Все трое – Оуэн, Лестер и я – замерли, замолкли. До того дня мы с Оуэном никогда не слышали, чтобы наш отец смеялся. Это был неприметный смех, одышливый и ржавый, на удивление лишенный энтузиазма, или веселья, или энергии. Смех продолжался не дольше нескольких секунд, а потом отец завершил этот нехарактерный эмоциональный всплеск словами: «Видишь, Лестер, теперь я не могу разобрать лестницу – мальчишки ее взяли на себя».

Лестер нахмурился, расстроившись, что нас с Оуэном не наказали как следует (он вообще был невысокого мнения о родительских умениях отца), и я тоже разозлился, хотя и по другой причине. Мое возвышенное приношение в честь научного ума отец каким-то образом перехватил, чтобы в очередной раз оправдать собственную праздность! Но тем не менее лестница – которую отец оставил нетронутой не из уважения к моей работе но, как я сказал, от лени – оказалась гораздо более важной, чем мы могли тогда себе представить.

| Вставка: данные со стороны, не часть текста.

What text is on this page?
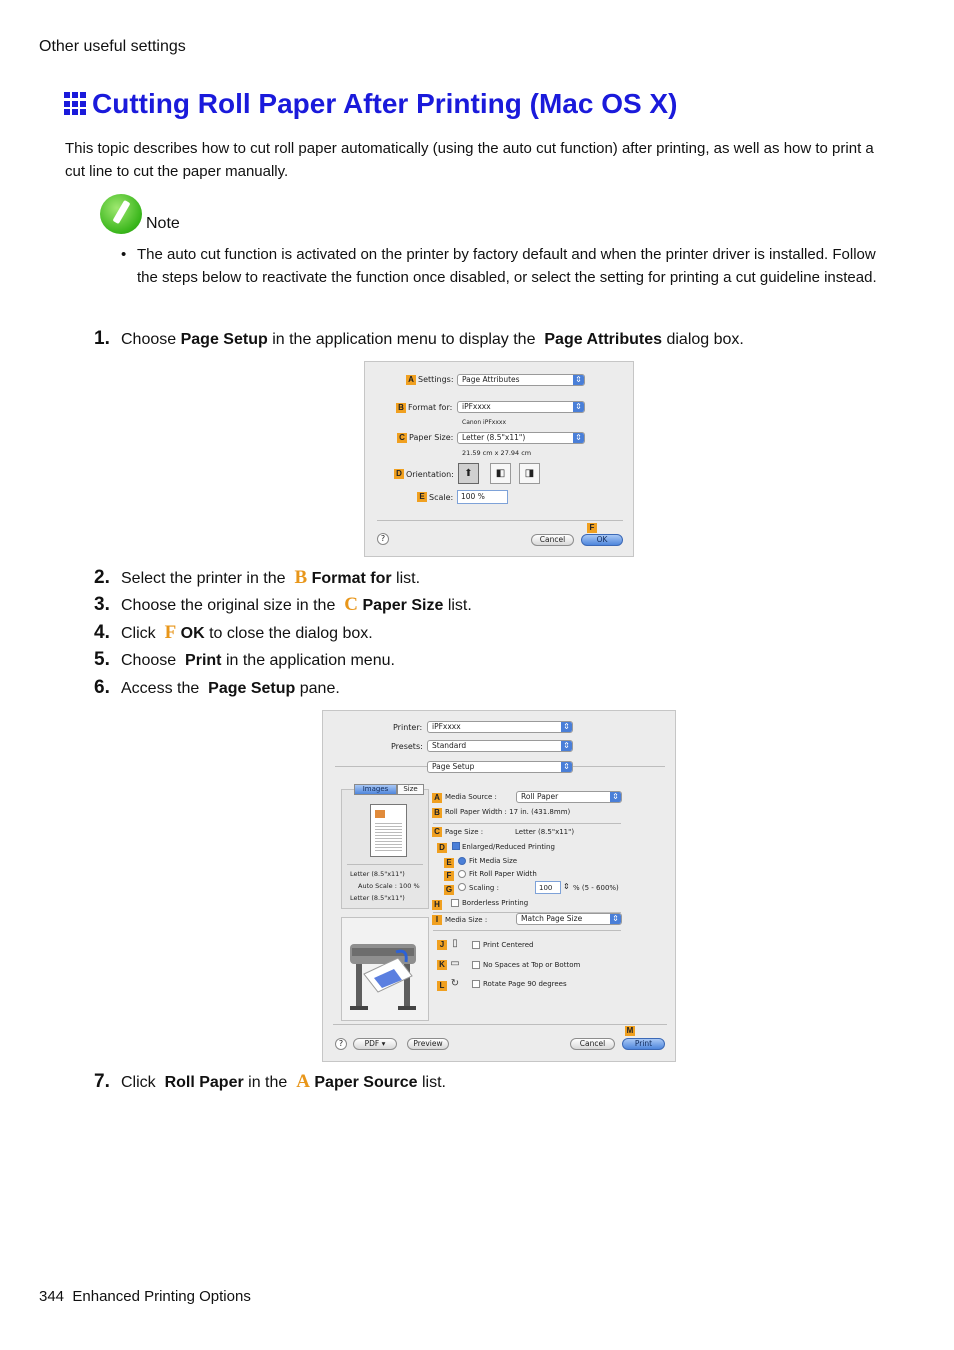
Other useful settings
Cutting Roll Paper After Printing (Mac OS X)

This topic describes how to cut roll paper automatically (using the auto cut function) after printing, as well as how to print a cut line to cut the paper manually.

Note
• The auto cut function is activated on the printer by factory default and when the printer driver is installed. Follow the steps below to reactivate the function once disabled, or select the setting for printing a cut guideline instead.
1. Choose
Page Setup in the application menu to display the
Page Attributes dialog box.
A Settings:	Page Attributes ⇕
B Format for:	iPFxxxx ⇕
Canon iPFxxxx
C Paper Size:	Letter (8.5"x11") ⇕
21.59 cm x 27.94 cm
D Orientation:	⬆	◧	◨
E Scale:	100 %
F
?	Cancel	OK
2. Select the printer in the
B
Format for list.
3. Choose the original size in the
C
Paper Size list.
4. Click
F
OK to close the dialog box.
5. Choose
Print in the application menu.
6. Access the
Page Setup pane.
Printer:	iPFxxxx ⇕
Presets:	Standard ⇕
Page Setup ⇕
Images	Size
Letter (8.5"x11")
Auto Scale : 100 %
Letter (8.5"x11")
A Media Source :	Roll Paper ⇕
B Roll Paper Width : 17 in. (431.8mm)
C Page Size :	Letter (8.5"x11")
D	Enlarged/Reduced Printing
E	Fit Media Size
F	Fit Roll Paper Width
G Scaling :	100	⇕ % (5 - 600%)
H	Borderless Printing
I Media Size :	Match Page Size ⇕
J ▯	Print Centered
K ▭	No Spaces at Top or Bottom
L ↻	Rotate Page 90 degrees
M
?	PDF ▾	Preview	Cancel	Print
7. Click
Roll Paper in the
A
Paper Source list.
344 Enhanced Printing Options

Я уже упоминал, что мы с Оуэном вернулись в дом после смерти отца. За последний год своей жизни отец запустил хозяйство до предела, что неудивительно, и дом превратился в какой-то сарай, где в замызганных кухонных ящиках орудовали мелкие грызуны и одичавшие, заброшенные кошки. Когда мы вернулись домой в 1946 году (мы уехали учиться четырьмя годами раньше и почти осуществили намерение никогда больше не возвращаться в Индиану), дом стоял нечищенный не меньше четырех лет, и обстановка в нем была без преувеличения катастрофическая: растрескавшийся паркет, проржавевшие петли, которые скрипели так надрывно, что мы старались вообще не открывать двери, мебель, выплевывавшая гигантские облака вулканической пыли, когда на нее садились. Помойка расползлась по всем комнатам – обрывки бумаги, смятые коробки и бутылки с трещинами, разные заброшенные приспособления. Отец, по всей видимости, не бывал наверху уже давно, потому что, когда мы с Оуэном в конце концов нашли стремянку в подвале, она оказалась ржавой и неподатливой после, надо полагать, нескольких лет забвения. (Наверху поджидала катастрофа таких масштабов, что, вспоминая о ней, я и сегодня испытываю усталость. Мы обнаружили семейство летучих мышей, угнездившихся в балках над кроватью Оуэна, целые династии обычных мышей, сгустки пыли величиной с человеческие головы, в которых попадались клочья неизвестно чьих волос.) Но лестница, покрытая слоями мерцающей паутины, лестница, чьи простые старомодные краски потускнели от возраста и слоев грязи, привела нас в замешательство.

Лестница была массивная, и ее обрушение означало, что моему отцу для жизни оставалось лишь небольшое пространство – меньше, наверное, двухсот квадратных футов. Она разделила гостиную пополам, и войти на кухню можно было, только выйдя на улицу и обойдя дом по направлению к кухонной двери. Летом это было неудобно, не более того, но зимой пронизывающий ветер и снегопад делали такой маршрут тяжелым даже для человека молодого. В узкой комнате отца не было никакой кустарной постели, а обнаружили его лежащим навзничь в траве в нескольких ярдах от дома в начале марта, поэтому мы заключили, что он пытался добраться до кухни – отчаянно скудной припасами, несколько банок с помидорами и банка грибного супа, вот и все, – когда с ним случился сердечный приступ. (Позже мы обнаружили крошечную жалкую постель, сооруженную из каких-то расползающихся лоскутных одеял и старой диванной подушки под маленьким навесом, который складывался из внешней стены дома и летней террасы, прилегающей к гостиной.) Так что не будет слишком большим преувеличением сказать, что эта лестница убила моего отца, хотя в конечном счете он сам себя убил собственной ленью. Даже его самоубийство было своеобразным актом безволия.